In global contracting, some payers have requested that services be included from pretreatment to 360 days post-transplant. However, the study suggests that those clinically and financially viable programs have successfully negotiated more realistic time frames; defined services that are included and excluded; and installed stop loss and outlier provisions. Additionally, the consultants said, retaining the option to re-negotiate and the ability to effect continuous contract management are critical for leveling the managed care playing field.

Academic bone marrow transplant programs did not fare well overall in the survey. They were characterized by higher costs and prices and higher inpatient average length of stay.

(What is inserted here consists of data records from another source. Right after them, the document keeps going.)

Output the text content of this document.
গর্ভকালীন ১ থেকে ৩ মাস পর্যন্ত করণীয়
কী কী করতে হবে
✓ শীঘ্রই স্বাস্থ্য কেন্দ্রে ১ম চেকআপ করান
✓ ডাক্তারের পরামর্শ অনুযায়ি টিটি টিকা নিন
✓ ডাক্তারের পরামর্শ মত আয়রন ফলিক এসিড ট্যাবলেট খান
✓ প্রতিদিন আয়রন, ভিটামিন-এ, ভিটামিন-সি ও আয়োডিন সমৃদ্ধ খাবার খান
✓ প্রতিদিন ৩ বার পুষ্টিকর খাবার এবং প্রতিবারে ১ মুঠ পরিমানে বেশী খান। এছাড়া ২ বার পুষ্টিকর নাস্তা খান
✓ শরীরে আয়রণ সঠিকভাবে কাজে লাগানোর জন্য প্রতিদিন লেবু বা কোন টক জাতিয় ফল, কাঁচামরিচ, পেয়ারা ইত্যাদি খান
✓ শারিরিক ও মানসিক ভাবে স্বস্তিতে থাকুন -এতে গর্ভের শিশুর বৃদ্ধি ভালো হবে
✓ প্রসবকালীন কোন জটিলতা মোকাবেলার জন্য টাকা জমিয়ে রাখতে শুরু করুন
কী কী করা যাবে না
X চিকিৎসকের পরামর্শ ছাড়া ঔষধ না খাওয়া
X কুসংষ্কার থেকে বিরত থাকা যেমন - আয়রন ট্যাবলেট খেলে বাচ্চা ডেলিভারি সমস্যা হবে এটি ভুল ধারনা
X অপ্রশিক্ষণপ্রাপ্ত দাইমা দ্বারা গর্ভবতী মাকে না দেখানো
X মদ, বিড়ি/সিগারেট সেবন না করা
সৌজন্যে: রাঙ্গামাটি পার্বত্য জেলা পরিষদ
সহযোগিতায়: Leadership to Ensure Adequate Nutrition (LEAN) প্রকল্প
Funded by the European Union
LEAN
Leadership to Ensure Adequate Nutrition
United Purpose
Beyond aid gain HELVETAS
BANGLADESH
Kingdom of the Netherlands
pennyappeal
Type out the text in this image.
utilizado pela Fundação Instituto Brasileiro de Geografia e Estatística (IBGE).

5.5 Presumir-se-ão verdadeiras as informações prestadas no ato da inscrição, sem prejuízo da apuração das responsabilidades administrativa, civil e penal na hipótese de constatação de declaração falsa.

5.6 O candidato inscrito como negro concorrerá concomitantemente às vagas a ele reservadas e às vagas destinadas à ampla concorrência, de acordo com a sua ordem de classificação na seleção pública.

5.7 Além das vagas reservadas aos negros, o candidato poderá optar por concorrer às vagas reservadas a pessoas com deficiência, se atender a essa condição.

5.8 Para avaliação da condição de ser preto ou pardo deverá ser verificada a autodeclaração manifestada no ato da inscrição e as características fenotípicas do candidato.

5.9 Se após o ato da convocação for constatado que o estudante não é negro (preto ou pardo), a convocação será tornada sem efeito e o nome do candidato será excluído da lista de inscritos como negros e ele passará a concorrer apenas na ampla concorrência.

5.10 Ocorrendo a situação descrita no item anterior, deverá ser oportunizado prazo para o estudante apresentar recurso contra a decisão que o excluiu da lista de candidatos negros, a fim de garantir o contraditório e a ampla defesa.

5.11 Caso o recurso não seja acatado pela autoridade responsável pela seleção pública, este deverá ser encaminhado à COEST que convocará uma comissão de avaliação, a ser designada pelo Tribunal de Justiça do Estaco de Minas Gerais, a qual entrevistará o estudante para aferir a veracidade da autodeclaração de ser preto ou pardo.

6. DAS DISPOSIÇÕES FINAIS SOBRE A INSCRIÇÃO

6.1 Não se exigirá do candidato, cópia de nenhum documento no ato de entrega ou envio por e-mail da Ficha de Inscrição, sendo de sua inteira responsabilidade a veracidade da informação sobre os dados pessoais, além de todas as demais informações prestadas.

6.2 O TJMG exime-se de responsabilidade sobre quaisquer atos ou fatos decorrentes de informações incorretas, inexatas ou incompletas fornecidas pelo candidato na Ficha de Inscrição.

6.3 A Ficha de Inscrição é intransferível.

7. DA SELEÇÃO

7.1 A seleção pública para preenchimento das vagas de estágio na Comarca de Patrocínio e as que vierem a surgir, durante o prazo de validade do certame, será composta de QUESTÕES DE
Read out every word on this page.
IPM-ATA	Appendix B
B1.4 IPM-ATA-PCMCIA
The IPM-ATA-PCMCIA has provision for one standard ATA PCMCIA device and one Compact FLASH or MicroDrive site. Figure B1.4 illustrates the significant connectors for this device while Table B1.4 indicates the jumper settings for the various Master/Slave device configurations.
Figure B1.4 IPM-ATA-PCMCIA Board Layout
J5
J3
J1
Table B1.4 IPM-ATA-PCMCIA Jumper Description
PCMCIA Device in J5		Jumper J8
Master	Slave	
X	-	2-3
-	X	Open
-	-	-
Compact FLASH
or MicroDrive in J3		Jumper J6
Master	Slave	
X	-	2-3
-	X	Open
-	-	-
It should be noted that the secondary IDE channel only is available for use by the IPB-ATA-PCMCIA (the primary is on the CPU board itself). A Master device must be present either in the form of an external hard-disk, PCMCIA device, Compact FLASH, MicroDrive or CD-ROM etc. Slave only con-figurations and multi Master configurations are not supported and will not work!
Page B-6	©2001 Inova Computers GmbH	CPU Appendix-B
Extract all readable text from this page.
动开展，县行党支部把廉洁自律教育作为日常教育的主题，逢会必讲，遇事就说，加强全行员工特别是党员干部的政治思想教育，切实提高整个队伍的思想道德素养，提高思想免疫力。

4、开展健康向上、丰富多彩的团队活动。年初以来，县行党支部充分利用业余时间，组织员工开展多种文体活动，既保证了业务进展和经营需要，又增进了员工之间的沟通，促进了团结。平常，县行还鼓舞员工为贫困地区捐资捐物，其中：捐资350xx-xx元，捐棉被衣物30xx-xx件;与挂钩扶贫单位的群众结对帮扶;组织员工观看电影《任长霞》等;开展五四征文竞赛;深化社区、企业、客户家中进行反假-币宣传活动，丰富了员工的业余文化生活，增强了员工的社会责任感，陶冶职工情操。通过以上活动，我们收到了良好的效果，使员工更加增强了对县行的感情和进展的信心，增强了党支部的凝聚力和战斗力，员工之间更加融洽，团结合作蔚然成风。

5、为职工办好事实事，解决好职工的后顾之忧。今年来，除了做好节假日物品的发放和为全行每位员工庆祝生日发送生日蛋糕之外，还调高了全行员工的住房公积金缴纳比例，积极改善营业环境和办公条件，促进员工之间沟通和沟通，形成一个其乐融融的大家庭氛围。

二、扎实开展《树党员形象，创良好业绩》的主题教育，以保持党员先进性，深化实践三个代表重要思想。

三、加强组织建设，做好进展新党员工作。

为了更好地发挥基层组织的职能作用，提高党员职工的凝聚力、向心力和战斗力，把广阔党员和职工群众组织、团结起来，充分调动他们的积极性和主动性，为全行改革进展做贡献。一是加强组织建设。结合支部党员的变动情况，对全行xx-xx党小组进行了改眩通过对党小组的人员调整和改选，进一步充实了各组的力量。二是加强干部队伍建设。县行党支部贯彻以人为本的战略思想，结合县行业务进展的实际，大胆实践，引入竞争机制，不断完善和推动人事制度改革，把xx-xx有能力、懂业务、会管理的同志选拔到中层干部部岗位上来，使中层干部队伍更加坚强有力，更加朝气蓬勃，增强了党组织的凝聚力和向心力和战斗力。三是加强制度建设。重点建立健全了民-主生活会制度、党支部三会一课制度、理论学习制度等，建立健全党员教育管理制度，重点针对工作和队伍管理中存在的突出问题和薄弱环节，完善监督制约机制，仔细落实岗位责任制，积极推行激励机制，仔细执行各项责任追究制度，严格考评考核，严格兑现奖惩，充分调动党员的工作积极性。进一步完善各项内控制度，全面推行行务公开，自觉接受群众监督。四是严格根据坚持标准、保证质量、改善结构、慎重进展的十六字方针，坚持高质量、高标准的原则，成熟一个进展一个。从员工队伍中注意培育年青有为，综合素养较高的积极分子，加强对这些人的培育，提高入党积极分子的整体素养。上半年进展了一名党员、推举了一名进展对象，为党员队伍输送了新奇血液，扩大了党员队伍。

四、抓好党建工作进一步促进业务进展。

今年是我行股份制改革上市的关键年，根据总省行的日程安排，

"These programs often do not do a good job of integrating clinical control and financial revenue," the consultants said. "They may suffer from disjointed contracting; an unclear mission for oncology services; a ‘mosaic’ of reimbursement and compensation arrangements; an adversarial decision-making process exacerbated by personalities and politics; and organizational paralysis preventing the development or evolution of efficient business operations."

They said that academic institutions need to learn the "tricks of the trade" from their private sector colleagues, particularly in terms of contracting and patient management. Managed care contract negotiations are particularly challenging, as each contract is different, all are complicated, and programs may take significant financial risk, often without accurate clinical and accounting systems.

"The administrator must have superlative talent and be truly empowered in order to work effectively with the program, referring physicians, and payer representatives," Mr. Paivanas said.

Combining Resources

Competition for transplant services will increase in the future, and forming partnerships is almost always preferable to competing, they said, especially with community programs. They cited the success of the H. Lee Moffitt Cancer Center in combining the best of community-based oncology care with the academic resources of its affiliate, the University of South Florida College of Medicine.

They noted a trend toward payers approaching academic institutions directly to discuss partnership arrangements. [See Oncology News International, July, 1998,] for a description of a community outreach program involving the Hutchinson Cancer Research Center and 16 community transplant centers.]

"However, you have to successfully partner internally before you can successfully partner with anyone externally," Mr. Paivanas cautioned. "And don’t compete exclusively on price. Instead, focus on setting the standard of care in your region."